Lo primero que uno percibe cuando se adentra es un ligero olor a caca. Lo segundo que uno aprecia en cuanto se interna en el parque es un intenso olor a caca. El hedor empieza por notarse desde que visualizas letreros donde explícitamente se solicita recoger las gracias y heces del animal.

Y a medida que caminas por sus pasillos, ahí están, una larga fila de perros en proceso de entrenamiento.

Y gente feliz, tirándoles pelotas al agua. Perros, perros por todos lados. Y sus amos cargando bolsitas de plástico. Si supieran los del Superama o Sumesa que sus bolsas son tan útiles…

No hay horarios en este parque. Por lo menos en mis visitas no he encontrado patrones de costumbres muy claras.

Están por supuesto los que se ejercitan. De todas las formas, pesos y vestimentas, corren en una y otra dirección del parque. Hacen elíptica y pesas en unos aparatos muy monos color verde, eso sí, siempre en medio de las partículas que despiden los montoncitos color café que los animales tienen a bien tirar por todos lados. ¿No pensará esta gente que es anti-higiénico dar bocanadas de aire en medio de esta nube tóxica?

Eso sí, admiro a los corredores y la manera en que generan endorfinas naturales. Se ven envidiables desde la mesa en la terraza del restaurante, mientras gestiono un orondo desayuno de huevos rancheros y café, antojos de la desvelada del día anterior.
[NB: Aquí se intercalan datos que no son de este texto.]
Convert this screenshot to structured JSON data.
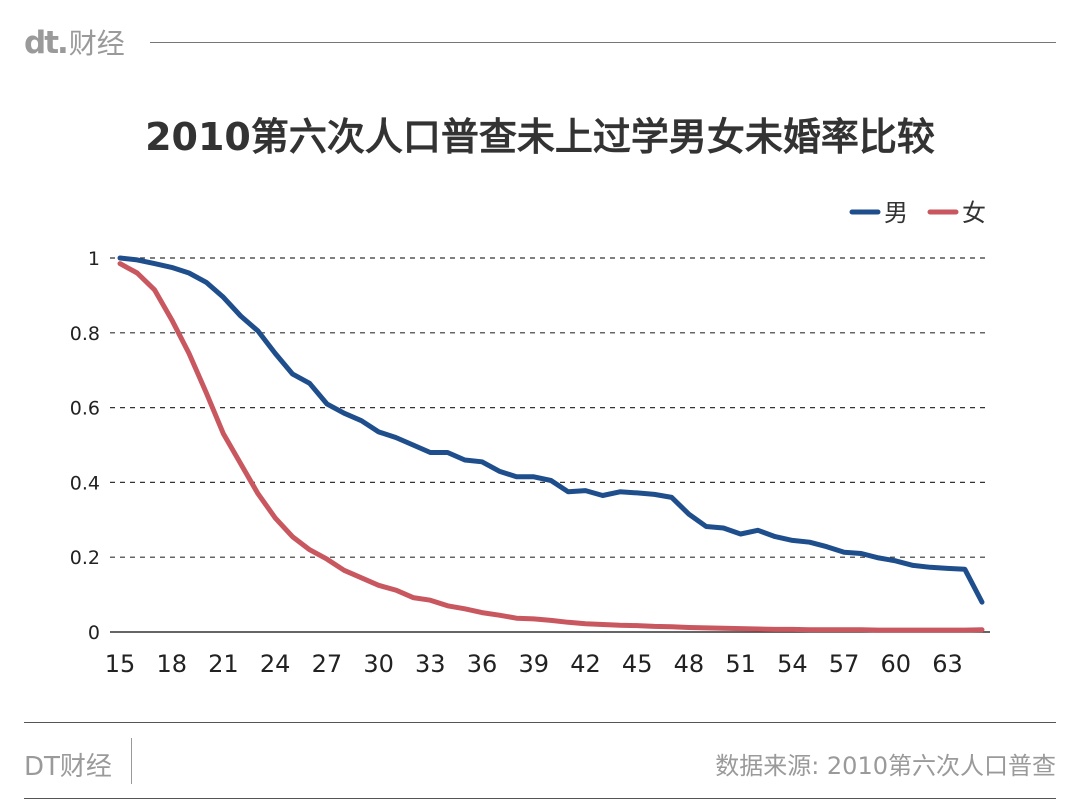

O saboreando un chocolate de una tienda en la calle de Ozuluama y Ámsterdam, de esos que te llevan directo al cielo.

También se encuentran las mamás. Esa especie orgullosa de traer al mundo criaturas hermosas que quieren todo: algodón de azúcar, subirse a la bicicleta doble, pompas de jabón, paseo en el mini pesero, pintar arte (dibujos de Pokemon, Blanca Nieves y formas amorfas), que luego deberán ser colgados en casa.

Otras especies que habitan el parque incluye a los bikers en exhibición. O los de los tambores que truenan a dos cuadras de distancia. A los que hacen esgrima o meditación. A los que dormitan o se relajan frente a la fuente color azul.

A los que se besan, y me dejan intrigada sobre los motivos que hacen afrodisíaco un parque atascado de perros y sus excrecencias. Pero la juventud es impetuosa, supongo, o menos quisquillosa.

Los más exóticos son aquellos que van al parque a buscar amigos de ocasión o más aún aquellos que van en busca de auditorios. Se observan dinámicas de grupo espontáneas lideradas por señores con dudosos títulos, que ofrecen redención y fórmulas instantáneas para ser felices en la vida. Me he topado con chavos que te leen cartas desde el corazón. Quizá salieron de terapia y tenían alguna necesidad específica de comunicarlo a todo aquel que disfrutaba su domingo sentado en una de esas bancas tan monas que, según mi sobrina Victoria, son “casitas”, donde ella se cree un “chango” y trepa con singular alegría por las “paredes”.

El Parque México, ese espacio donde te quieren inscribir a cualquier programa: ADOPTA UN PERRO, UN NIÑO, UNICEF, GREENPEACE.

No te cansas de recorrer y descubrir distintas tonalidades, según la hora y día, el anfiteatro y sus pasillos, los caminos de lodo y los de cemento. Pero el parque tiene su compensaciones. Al final no puede faltar una ida a la Heladería Roxy para desintoxicar la lengua.

Verde, arbolado, con sorprendentes graffitis y un mobiliario urbano antiguo, lo que si no puede uno es salir del Parque México sin verificar que no tenga mierda en el zapato.

Gracias Victoria, por llevarme con placer a descubrir tantas cosas del Parque México.